Russell Baker: “Growing Up” (1982). A classic American memoir, to rank with that of the author’s fellow Baltimorean (and fellow humorist) H.L. Mencken. Baker’s lovely narrative takes him from a Depression boyhood to marriage and the beginnings of a brilliant journalistic career, with his remarkable and memorable mother always at the center of the tale.
Max Hastings: “Inferno” (2011). This is history on the grand scale, indeed one is tempted to say super-grand. In 650 pages of dense but unfailingly readable prose, Hastings surveys not merely the war in Europe — to which Western historians invariably are drawn — but that in Asia as well. If you want to read only one book about World War II, this is the one. Encyclopedic.
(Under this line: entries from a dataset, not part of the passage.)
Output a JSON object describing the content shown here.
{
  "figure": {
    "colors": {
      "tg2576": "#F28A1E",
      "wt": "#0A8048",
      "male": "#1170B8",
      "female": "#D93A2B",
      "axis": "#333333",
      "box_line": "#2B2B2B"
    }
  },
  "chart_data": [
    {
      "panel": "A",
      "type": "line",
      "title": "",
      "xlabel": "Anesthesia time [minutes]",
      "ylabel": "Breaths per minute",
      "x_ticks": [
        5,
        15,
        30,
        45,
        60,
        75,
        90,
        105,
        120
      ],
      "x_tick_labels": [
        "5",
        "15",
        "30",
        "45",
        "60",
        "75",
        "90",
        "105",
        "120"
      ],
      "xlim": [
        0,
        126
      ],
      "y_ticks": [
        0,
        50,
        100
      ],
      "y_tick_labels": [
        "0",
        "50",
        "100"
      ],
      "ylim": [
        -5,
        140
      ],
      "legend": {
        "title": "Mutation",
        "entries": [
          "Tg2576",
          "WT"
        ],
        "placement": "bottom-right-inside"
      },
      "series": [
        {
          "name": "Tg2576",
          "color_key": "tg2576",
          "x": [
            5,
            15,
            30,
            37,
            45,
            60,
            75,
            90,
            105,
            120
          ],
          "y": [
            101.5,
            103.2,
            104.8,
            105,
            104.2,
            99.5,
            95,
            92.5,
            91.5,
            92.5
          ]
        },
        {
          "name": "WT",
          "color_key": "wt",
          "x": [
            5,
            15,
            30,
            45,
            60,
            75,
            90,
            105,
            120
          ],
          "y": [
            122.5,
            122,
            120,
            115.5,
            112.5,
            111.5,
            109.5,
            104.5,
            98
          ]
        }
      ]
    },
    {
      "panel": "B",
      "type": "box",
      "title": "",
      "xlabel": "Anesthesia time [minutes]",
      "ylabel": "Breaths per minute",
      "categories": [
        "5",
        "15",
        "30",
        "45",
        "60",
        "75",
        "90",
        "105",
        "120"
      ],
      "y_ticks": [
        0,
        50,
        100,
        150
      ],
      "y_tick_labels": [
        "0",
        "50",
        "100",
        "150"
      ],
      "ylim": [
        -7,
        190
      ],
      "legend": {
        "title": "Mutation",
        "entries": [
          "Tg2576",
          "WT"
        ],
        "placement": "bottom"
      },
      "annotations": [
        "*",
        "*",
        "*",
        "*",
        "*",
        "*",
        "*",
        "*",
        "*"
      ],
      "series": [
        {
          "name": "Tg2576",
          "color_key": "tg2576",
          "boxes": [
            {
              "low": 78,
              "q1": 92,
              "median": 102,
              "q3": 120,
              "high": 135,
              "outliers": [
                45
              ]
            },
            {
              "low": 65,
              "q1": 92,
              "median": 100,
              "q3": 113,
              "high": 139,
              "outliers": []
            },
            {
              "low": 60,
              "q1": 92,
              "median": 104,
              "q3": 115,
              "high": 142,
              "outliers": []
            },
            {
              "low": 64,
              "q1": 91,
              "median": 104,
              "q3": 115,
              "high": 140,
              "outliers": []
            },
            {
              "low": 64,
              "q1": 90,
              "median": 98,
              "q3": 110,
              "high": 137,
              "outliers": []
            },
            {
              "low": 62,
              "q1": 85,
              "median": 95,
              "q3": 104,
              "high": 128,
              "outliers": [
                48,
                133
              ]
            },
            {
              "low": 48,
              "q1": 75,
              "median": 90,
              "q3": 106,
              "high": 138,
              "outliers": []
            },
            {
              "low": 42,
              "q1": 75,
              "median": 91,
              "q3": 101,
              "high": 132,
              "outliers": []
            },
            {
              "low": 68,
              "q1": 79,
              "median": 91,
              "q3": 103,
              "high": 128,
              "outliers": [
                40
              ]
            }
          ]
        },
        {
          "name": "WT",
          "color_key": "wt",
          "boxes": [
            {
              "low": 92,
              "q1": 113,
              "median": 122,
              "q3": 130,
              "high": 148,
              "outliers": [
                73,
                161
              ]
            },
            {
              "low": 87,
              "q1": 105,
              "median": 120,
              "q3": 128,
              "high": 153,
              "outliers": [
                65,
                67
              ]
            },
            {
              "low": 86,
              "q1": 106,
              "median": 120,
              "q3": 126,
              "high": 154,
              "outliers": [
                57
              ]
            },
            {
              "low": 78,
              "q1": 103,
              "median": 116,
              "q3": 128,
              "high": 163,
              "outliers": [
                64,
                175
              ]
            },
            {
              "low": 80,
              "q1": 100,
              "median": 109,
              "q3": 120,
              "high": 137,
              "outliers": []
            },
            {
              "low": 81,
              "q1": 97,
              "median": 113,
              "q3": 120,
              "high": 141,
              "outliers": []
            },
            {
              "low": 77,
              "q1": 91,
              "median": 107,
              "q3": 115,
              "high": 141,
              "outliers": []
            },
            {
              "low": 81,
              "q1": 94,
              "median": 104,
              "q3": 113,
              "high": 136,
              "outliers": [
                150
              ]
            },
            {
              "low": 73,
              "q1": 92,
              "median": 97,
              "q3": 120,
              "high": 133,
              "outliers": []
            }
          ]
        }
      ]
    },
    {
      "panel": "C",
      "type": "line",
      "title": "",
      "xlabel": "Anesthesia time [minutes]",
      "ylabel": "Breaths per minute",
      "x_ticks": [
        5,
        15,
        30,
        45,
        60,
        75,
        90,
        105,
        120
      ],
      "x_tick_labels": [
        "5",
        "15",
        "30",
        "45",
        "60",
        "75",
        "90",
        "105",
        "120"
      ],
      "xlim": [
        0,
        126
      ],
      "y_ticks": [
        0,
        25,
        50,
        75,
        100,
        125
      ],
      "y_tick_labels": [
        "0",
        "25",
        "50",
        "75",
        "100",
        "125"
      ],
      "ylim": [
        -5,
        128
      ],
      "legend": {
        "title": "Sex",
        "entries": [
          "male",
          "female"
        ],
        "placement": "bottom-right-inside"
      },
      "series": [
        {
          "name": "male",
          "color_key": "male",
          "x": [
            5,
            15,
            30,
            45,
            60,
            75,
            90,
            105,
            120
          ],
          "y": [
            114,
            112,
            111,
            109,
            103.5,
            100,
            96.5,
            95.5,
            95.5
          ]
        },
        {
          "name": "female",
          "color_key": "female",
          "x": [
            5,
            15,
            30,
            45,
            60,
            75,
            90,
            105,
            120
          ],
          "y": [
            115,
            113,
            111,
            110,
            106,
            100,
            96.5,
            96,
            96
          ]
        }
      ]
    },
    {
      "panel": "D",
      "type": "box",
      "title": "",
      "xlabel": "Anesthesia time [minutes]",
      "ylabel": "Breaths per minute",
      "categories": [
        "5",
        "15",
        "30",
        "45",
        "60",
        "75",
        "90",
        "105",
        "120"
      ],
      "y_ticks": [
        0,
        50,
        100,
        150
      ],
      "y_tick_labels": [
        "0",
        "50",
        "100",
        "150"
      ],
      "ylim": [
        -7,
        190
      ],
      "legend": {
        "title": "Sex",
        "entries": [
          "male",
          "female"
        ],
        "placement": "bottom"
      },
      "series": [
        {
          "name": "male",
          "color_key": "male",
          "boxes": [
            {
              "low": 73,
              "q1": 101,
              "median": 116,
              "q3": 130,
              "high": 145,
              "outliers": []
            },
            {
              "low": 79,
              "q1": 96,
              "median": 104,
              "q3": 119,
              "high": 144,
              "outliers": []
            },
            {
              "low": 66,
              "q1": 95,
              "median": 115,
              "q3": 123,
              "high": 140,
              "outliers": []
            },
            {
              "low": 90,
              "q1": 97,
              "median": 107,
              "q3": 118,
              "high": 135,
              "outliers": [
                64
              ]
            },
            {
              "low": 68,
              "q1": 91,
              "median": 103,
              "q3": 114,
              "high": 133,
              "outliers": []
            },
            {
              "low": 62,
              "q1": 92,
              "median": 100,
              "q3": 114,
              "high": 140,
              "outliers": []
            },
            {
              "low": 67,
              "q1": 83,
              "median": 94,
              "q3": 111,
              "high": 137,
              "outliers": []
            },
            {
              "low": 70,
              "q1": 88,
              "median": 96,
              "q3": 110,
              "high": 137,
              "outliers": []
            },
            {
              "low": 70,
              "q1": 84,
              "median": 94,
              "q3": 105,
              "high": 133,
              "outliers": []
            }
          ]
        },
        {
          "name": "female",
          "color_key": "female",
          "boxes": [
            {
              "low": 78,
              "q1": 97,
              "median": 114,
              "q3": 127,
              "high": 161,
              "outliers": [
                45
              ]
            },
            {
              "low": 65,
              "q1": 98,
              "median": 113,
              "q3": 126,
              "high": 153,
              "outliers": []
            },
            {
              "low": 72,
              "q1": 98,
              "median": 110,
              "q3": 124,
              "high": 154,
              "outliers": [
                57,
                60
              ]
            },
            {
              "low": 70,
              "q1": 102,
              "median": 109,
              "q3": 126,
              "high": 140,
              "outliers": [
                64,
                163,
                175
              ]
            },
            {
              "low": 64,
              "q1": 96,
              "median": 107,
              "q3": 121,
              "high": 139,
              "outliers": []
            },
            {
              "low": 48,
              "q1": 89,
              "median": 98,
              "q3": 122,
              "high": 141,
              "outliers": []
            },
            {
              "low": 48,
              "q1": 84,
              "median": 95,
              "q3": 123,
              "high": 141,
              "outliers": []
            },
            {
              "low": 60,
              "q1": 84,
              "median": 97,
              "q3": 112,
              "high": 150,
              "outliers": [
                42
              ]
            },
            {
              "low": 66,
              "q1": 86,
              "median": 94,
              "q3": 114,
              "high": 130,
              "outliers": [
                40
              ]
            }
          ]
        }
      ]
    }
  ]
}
Keith Lowe: “Savage Continent” (2013). The war may have ended, but Europe most definitely was not at peace. The hatreds and rivalries that the Nazis had aroused — or reawakened — seethed, especially in France and Eastern Europe. Lowe’s book is a powerful corrective to received historical wisdom and equally powerful reading on its own merits.
J. Anthony Lukas: “Common Ground” (1985). Boston in the 1960s and ’70s, the days of school busing and virulent racial animosity. This grand book, an American epic, sees the story in large and in small, always with irresistible narrative movement and with unfailing sympathy for all those caught in events they could not control and rarely understood.
Beryl Markham: “West With the Night” (1942). This memoir by a pioneering aviator — in her day those of the female variety were called “aviatrixes” — was originally published in 1942 and brought back to life in 1983. It captures all the thrills of aviation in its early days, is written in a most engaging voice and has lost none of its appeal over the years.
Gabriel Garcia Marquez: “Living to Tell the Tale” (2002). The great novelist lived long enough to write this vivid memoir of his youth and apprenticeship. It’s a pity he didn’t live long enough to tell the rest of the tale, but this is more than enough to satisfy his millions of admirers.
Eileen Simpson: “Poets in Their Youth” (1982). The author was married to John Berryman for a decade and a half, beginning in 1942, and hung out with all his friends: Randall Jarrell, Robert Lowell, Jean Stafford et cetera. They were a wild bunch and often an exasperating one, but Simpson sees them with a wry and sympathetic eye and, by the way, writes at least as well as any of them.
Jean Edward Smith: “Grant” (2001). The definitive biography of the great general and misunderstood president, and the book that did more than any other to restore him to the respect he managed to lose over the years. An essential American document.
Jean Edward Smith: “FDR” (2007). The second Roosevelt didn’t need to be restored to popular respect as Grant did, but telling the story of his momentous life in a single volume, and leaving the reader confident that nothing of importance has been left out: That is quite an achievement.
Henry Wiencek: “The Hairstons” (2000). This account of the white and black sides of the Hairston family is a milestone in the history of race in America. It is lucidly written, unfailingly sympathetic and richly informative. Scott Hairston, who played for the Washington Nationals during the 2014 season, is a member of this singularly attractive family.